Fixing to Change: A Best Practices Assessment of One-Stop Job Centers Working With Welfare Recipients. Site Selection

03/01/1999

This project expands on work previously conducted for the Washington Employment Security Department (WESD) on national models for state one-stop-shop career center systems.(6) The selection of sites for in-depth analysis was aided by the information developed for the WESD project, which included a national review of one-stop-shop programs and in-depth field investigation and interviews with officials in Connecticut, Indiana, Iowa, Maryland, New York, Ohio, Washington, and Wisconsin.(7) Additional information was also incorporated from U.S. Department of Labor (DoL) grants to 25 states, along with information available through phone interviews with analysts at the National Governor's Association, the National Association of Counties, and several other national organizations.(8)

This national scan was used to select five One-Stop models demonstrating success in providing employment and training programs to welfare clients.

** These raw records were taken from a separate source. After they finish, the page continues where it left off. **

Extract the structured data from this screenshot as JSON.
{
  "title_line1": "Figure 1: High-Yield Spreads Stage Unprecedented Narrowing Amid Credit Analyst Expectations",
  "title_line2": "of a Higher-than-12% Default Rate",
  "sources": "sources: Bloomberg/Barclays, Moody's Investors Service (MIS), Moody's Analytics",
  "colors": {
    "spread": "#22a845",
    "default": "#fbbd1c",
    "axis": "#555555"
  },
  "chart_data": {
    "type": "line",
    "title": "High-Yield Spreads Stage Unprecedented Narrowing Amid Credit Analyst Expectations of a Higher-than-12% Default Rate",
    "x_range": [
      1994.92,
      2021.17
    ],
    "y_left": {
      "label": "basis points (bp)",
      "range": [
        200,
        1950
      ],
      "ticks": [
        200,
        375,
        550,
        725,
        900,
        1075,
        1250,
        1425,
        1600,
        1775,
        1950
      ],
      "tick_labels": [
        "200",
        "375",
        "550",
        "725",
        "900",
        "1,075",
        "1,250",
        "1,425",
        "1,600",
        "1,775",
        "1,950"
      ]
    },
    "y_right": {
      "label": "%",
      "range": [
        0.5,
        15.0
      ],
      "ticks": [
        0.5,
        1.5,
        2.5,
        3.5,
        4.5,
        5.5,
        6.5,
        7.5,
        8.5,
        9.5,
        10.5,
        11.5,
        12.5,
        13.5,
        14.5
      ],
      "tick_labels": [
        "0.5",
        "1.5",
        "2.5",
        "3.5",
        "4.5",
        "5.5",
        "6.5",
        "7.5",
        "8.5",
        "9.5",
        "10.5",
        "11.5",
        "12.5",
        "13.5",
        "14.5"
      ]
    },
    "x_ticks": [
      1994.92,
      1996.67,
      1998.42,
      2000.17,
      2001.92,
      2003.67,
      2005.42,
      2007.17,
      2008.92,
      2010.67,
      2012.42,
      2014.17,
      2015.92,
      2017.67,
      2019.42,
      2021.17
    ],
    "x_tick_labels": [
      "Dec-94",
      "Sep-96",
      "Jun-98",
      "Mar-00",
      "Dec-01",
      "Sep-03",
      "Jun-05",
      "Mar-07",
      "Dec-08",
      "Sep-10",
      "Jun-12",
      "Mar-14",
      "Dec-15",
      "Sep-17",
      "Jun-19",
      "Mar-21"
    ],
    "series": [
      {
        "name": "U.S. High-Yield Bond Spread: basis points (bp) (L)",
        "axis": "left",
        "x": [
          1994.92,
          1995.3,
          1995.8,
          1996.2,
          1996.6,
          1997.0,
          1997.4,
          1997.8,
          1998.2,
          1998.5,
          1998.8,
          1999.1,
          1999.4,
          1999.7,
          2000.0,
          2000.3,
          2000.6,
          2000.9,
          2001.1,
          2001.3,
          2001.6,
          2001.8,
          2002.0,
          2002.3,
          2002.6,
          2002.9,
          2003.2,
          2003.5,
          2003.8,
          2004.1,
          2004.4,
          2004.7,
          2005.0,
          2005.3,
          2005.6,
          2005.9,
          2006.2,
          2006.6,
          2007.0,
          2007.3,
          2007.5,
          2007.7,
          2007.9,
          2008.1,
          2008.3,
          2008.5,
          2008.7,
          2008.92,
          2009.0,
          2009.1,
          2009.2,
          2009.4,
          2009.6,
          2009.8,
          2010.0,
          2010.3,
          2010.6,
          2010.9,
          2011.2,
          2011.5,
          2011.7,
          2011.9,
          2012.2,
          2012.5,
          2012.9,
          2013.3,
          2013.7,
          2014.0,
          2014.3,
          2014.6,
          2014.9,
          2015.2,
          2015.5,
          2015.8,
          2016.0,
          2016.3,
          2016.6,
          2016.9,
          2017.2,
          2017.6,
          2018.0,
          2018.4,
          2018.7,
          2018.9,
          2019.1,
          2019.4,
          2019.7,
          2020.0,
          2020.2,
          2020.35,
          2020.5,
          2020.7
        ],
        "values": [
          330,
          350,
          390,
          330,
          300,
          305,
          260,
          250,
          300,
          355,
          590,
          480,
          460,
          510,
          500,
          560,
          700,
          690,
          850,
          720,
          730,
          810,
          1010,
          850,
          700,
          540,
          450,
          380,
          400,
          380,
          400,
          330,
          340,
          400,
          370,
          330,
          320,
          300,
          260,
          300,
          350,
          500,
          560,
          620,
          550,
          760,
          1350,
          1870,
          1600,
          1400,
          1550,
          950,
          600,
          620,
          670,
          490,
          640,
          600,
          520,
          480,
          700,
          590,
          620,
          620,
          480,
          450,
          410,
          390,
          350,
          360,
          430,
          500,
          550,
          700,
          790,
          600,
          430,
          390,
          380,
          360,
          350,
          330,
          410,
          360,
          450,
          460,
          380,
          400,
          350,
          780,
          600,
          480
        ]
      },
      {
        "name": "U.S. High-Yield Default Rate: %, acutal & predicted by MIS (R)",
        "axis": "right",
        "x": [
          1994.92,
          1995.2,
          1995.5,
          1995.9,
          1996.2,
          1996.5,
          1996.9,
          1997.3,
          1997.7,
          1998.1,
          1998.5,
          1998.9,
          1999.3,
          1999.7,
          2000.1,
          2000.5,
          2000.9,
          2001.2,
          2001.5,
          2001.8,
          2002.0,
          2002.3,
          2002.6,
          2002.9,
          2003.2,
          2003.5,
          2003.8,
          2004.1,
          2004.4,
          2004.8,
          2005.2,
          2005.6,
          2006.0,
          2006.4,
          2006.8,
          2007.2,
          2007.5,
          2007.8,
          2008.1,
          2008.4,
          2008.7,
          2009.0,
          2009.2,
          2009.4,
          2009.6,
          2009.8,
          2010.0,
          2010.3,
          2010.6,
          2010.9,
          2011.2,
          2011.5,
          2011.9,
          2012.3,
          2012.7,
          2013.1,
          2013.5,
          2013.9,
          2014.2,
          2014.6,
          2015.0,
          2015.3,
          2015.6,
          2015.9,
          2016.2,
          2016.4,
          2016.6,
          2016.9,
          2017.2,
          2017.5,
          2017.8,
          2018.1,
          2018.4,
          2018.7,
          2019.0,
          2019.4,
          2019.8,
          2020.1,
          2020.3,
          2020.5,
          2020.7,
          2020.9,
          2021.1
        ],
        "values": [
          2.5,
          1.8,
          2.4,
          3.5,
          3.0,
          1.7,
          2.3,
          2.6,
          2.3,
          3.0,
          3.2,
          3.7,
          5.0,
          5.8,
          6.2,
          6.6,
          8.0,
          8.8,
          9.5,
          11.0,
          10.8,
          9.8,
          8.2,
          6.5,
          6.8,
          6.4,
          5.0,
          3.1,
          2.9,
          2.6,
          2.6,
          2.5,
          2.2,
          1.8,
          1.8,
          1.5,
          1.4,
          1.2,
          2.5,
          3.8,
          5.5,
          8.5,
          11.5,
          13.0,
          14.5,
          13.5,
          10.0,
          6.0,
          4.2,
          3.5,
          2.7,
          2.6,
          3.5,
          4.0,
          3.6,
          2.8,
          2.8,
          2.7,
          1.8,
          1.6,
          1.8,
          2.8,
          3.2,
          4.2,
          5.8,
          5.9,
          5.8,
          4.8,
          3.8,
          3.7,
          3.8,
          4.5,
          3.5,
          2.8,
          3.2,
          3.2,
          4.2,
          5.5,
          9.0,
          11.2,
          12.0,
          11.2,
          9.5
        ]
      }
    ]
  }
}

Three primary criteria were used for selecting the final sites for inclusion:

  • Focused on Welfare-to-Work: The site had to be actively and effectively working with the welfare population and getting them to work. Many One-Stops were established to address issues of local economic dislocation when major employers closed down operations, not welfare-to-work. As a result, this focus, though it is now increasing, was not present in all sites at the time of the study.
  • Established Track Record: One-Stop models had to have been established long enough to have demonstrated successful outcomes. Although the Department of Labor's One-Stop Initiative was launched in 1994, we quickly found out that relatively few states and local sites had One-Stop programs serving welfare clients for more than a few months by the fall of 1996, and most were still in some stage of start-up or transition.
  • Urban and Rural Diversity: We felt it imperative to include urban and rural models in order to reflect the diversity of welfare clients and different economic, social and institutional capacities and environments. Interestingly enough, most of the earliest models were located in small to medium-sized metropolitan areas where true collaboration among community institutions may be easier to achieve. As a result, the pool of large, urban models was much smaller than expected.  In addition to these three criteria, our selection was also guided, but ultimately not dictated by, the following secondary considerations:
  • DoL Implementation Funding: Although many states that received implementation funding from DoL were more advanced than others in their One-Stop systems, we intentionally looked for at least one site that did not receive this funding to better capture the range of approaches to the One-Stop concept.
  • Concentration of Welfare Clients: While we wanted to focus on service to welfare clients, we also wanted to understand how these clients were served in the context of a larger customer base. As a result, we may have excluded some sites with a proportionally very small welfare client base, but did not intentionally seek out sites with high concentrations of welfare clients.
  • Inclusion of Specific Services, Models or Methods: We did not limit our focus to a particular set of services in choosing sites. For us to decide what scope and method of service delivery we wanted to look at seemed counter-intuitive. If it was successful, then it was worth considering.
  • Geographic Distribution: Although we did keep geography in mind, we focused more on the urban/rural mix of sites than on the national distribution. A thorough geographic distribution is not possible with just five sites.
  • Previous Studies: We did not seek to exclude sites that had been the subject of previous studies and evaluations of One-Stops, largely because the questions we were focusing on, i.e., services for welfare clients, had not previously been examined in this context. One site did decline participation due to the fact that they were already being studied by three other federal and state agencies.  Staff from each of the organizations contacted provided valuable information about the progress of One-Stop systems in states as well as insight on which local models were working effectively with welfare clients.  From these conversations, twelve states emerged as the clear forerunners: Connecticut, Florida, Indiana, Iowa, Maryland, Massachusetts, Michigan, Minnesota, North Carolina, Texas, Washington, and Wisconsin. In these states, we talked with state One-Stop contacts to get a clear sense of how the state structured their One-Stop system, how long their local sites had been in operation, and how interested they might be in participating in the study. State One-Stop officials were also helpful in identifying the local sites that were doing the best job of working with welfare clients. Based on these discussions, the five local sites were selected.